»O, was das betrifft, so ist mir nicht im geringsten bange. Die Aehnlichkeit scheint so groß zu sein, daß ich mich unbedenklich auf sie verlassen kann.«
»Dennoch muß ich Ihnen raten, nicht allzu sicher zu sein. Die Aehnlichkeit genügt nicht allein. Wenn Kara Ben Nemsi ein Freund des Herrn der Heerscharen ist, so kennt letzterer nicht bloß ihn, sondern auch alle seine Verhältnisse genau. Sie haben sich kennen gelernt und mit einander verkehrt; wie das geschehen ist, was dabei vorkam, was gesprochen und gethan wurde, das alles müssen Sie ganz genau wissen, wenn Sie sich nicht verraten wollen. Ein einziges falsches Wort, eine unrichtige Bemerkung, eine kleine Unwissenheit kann Sie zu Falle bringen. Dann kommt die Rache, und Sie wissen ja wohl, daß der Moslem dann ohne Nachsicht und Barmherzigkeit ist.«
»Was Sie da gesagt haben, ist alles gut und wohlgemeint, und dennoch machen Sie mir damit nicht bange.
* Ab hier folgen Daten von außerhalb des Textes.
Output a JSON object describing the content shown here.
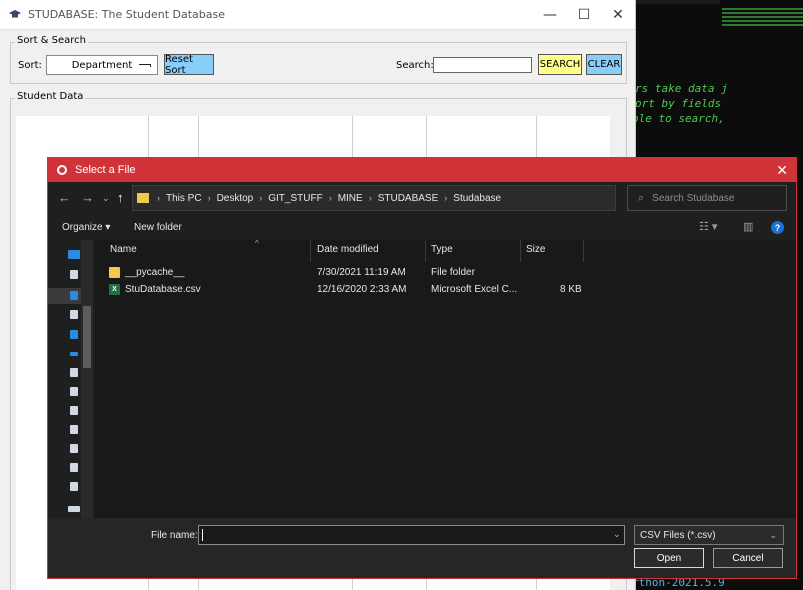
{
  "terminal": {
    "lines": [
      "rs take data j",
      "ort by fields",
      "ble to search,"
    ],
    "bottom_text": "rthon-2021.5.9"
  },
  "tk_window": {
    "title": "STUDABASE: The Student Database",
    "controls": {
      "minimize": "—",
      "maximize": "☐",
      "close": "✕"
    },
    "sort_search": {
      "frame_label": "Sort & Search",
      "sort_label": "Sort:",
      "sort_value": "Department",
      "reset_sort": "Reset Sort",
      "search_label": "Search:",
      "search_button": "SEARCH",
      "clear_button": "CLEAR"
    },
    "student_data_label": "Student Data"
  },
  "dialog": {
    "title": "Select a File",
    "close": "✕",
    "breadcrumb": [
      "This PC",
      "Desktop",
      "GIT_STUFF",
      "MINE",
      "STUDABASE",
      "Studabase"
    ],
    "search_placeholder": "Search Studabase",
    "toolbar": {
      "organize": "Organize ▾",
      "new_folder": "New folder"
    },
    "columns": {
      "name": "Name",
      "date": "Date modified",
      "type": "Type",
      "size": "Size"
    },
    "files": [
      {
        "name": "__pycache__",
        "date": "7/30/2021 11:19 AM",
        "type": "File folder",
        "size": ""
      },
      {
        "name": "StuDatabase.csv",
        "date": "12/16/2020 2:33 AM",
        "type": "Microsoft Excel C...",
        "size": "8 KB"
      }
    ],
    "file_name_label": "File name:",
    "file_name_value": "",
    "file_type": "CSV Files (*.csv)",
    "open_button": "Open",
    "cancel_button": "Cancel"
  },
  "colors": {
    "dialog_accent": "#d13438",
    "reset_sort_bg": "#87cefa",
    "search_bg": "#ffff88",
    "clear_bg": "#87cefa"
  }
}
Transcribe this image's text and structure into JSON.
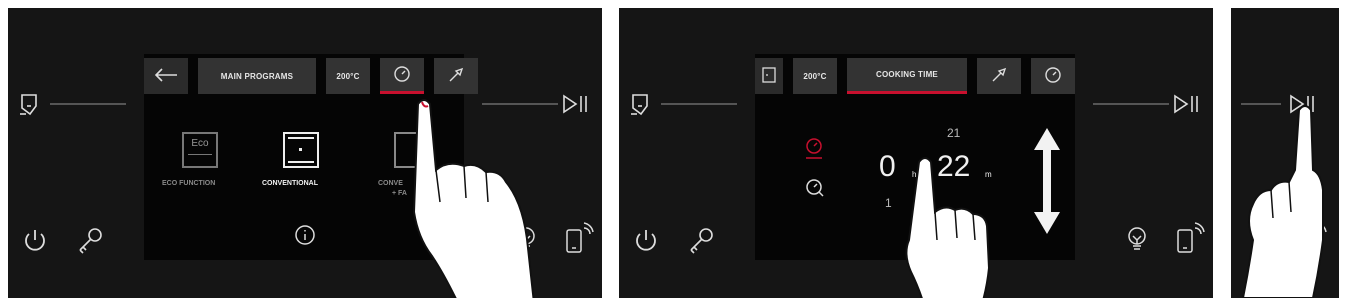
{
  "panel1": {
    "tabs": {
      "main_programs": "MAIN PROGRAMS",
      "temperature": "200°C"
    },
    "programs": [
      {
        "icon_text": "Eco",
        "label": "ECO FUNCTION"
      },
      {
        "label": "CONVENTIONAL"
      },
      {
        "label": "CONVE",
        "label2": "+ FA"
      }
    ],
    "icons": [
      "oven-door-icon",
      "power-icon",
      "key-icon",
      "back-arrow-icon",
      "timer-icon",
      "probe-icon",
      "info-icon",
      "play-pause-icon",
      "lamp-icon",
      "phone-wifi-icon"
    ]
  },
  "panel2": {
    "tabs": {
      "temperature": "200°C",
      "cooking_time": "COOKING TIME"
    },
    "time": {
      "hours": "0",
      "hours_unit": "h",
      "minutes": "22",
      "minutes_unit": "m",
      "above": "21",
      "below": "1"
    }
  },
  "colors": {
    "accent": "#c8102e",
    "panel": "#151515",
    "screen": "#050505",
    "tab": "#333333"
  }
}
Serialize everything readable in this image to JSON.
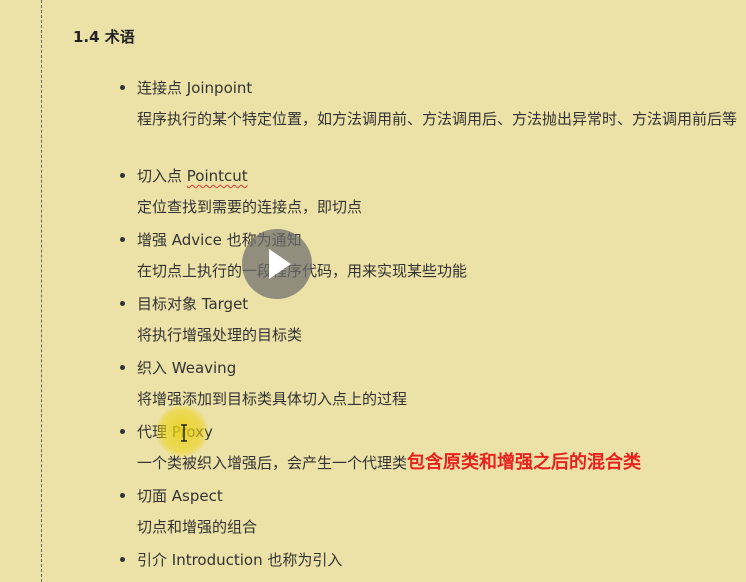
{
  "heading": "1.4 术语",
  "terms": [
    {
      "title": "连接点 Joinpoint",
      "description": "程序执行的某个特定位置，如方法调用前、方法调用后、方法抛出异常时、方法调用前后等"
    },
    {
      "title_prefix": "切入点 ",
      "title_word": "Pointcut",
      "description": "定位查找到需要的连接点，即切点"
    },
    {
      "title": "增强 Advice 也称为通知",
      "description": "在切点上执行的一段程序代码，用来实现某些功能"
    },
    {
      "title": "目标对象 Target",
      "description": "将执行增强处理的目标类"
    },
    {
      "title": "织入 Weaving",
      "description": "将增强添加到目标类具体切入点上的过程"
    },
    {
      "title": "代理 Proxy",
      "description": "一个类被织入增强后，会产生一个代理类",
      "highlight": "包含原类和增强之后的混合类"
    },
    {
      "title": "切面 Aspect",
      "description": "切点和增强的组合"
    },
    {
      "title": "引介 Introduction 也称为引入"
    }
  ],
  "colors": {
    "background": "#ece1a6",
    "highlight": "#e8231f",
    "text": "#333333"
  },
  "icons": {
    "overlay": "play-icon",
    "cursor": "text-cursor-icon"
  }
}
Es ist viel leichter, als Sie denken, die Rolle des Kara Ben Nemsi durchzuführen. Nämlich als ich mich mit dem alten Feldwebel allein in dem Offizierszimmer befand, habe ich mich sehr lebhaft mit ihm unterhalten und ihn dabei, ohne daß er es im geringsten bemerkte oder auch nur ahnte, nach allen Seiten hin ausgefragt. Ich weiß also nun, woran ich bin. Als Krüger-Bei kam und ich mich nun nicht mehr weigerte, Kara Ben Nemsi zu sein, konnte ich das, was ich von dem Feldwebel erfahren hatte, gleich auf das vortrefflichste verwerten und habe nachher im Verlaufe des weiteren soviel erfahren, daß ich getrost die beabsichtigte Rolle zu spielen vermag.«
»Das klingt ganz schön, erfordert aber ungeheure Vorsicht und ebenso großen Scharfsinn. Sie scheinen fest entschlossen zu sein, das beabsichtigte Vorhaben wirklich auszuführen, und ich will also nicht dagegen sprechen, weil dies vergeblich wäre, aber sagen Sie, nicht wahr, Krüger-Bei ist ein Deutscher?«
»Ja.«
»Und dieser Kara Ben Nemsi scheint derselben Nationalität anzugehören, denn Nemsi heißt ja "ein Deutscher"?«
»Auch das ist richtig.«
»So nehmen Sie sich ja in acht! Es fällt mir zwar nicht ein, die Deutschen für lauter Pfiffikusse zu halten, aber ein dummes Volk sind sie auch nicht. Krüger-Bei hat es zu einer so hervorragenden Stellung gebracht und kann also unmöglich ein dummer Kerl sein. Die Gefahr, von ihm durchschaut zu werden, ist also ganz bedeutend. Dazu kommt, daß er auf den für Sie höchst gefährlichen Gedanken kommen wird, mit Ihnen deutsch zu reden. Was werden Sie dann thun?«
»Was thun? Mitthun werde ich natürlich.«
»Ah! Sie sprechen deutsch?« fragte er erstaunt.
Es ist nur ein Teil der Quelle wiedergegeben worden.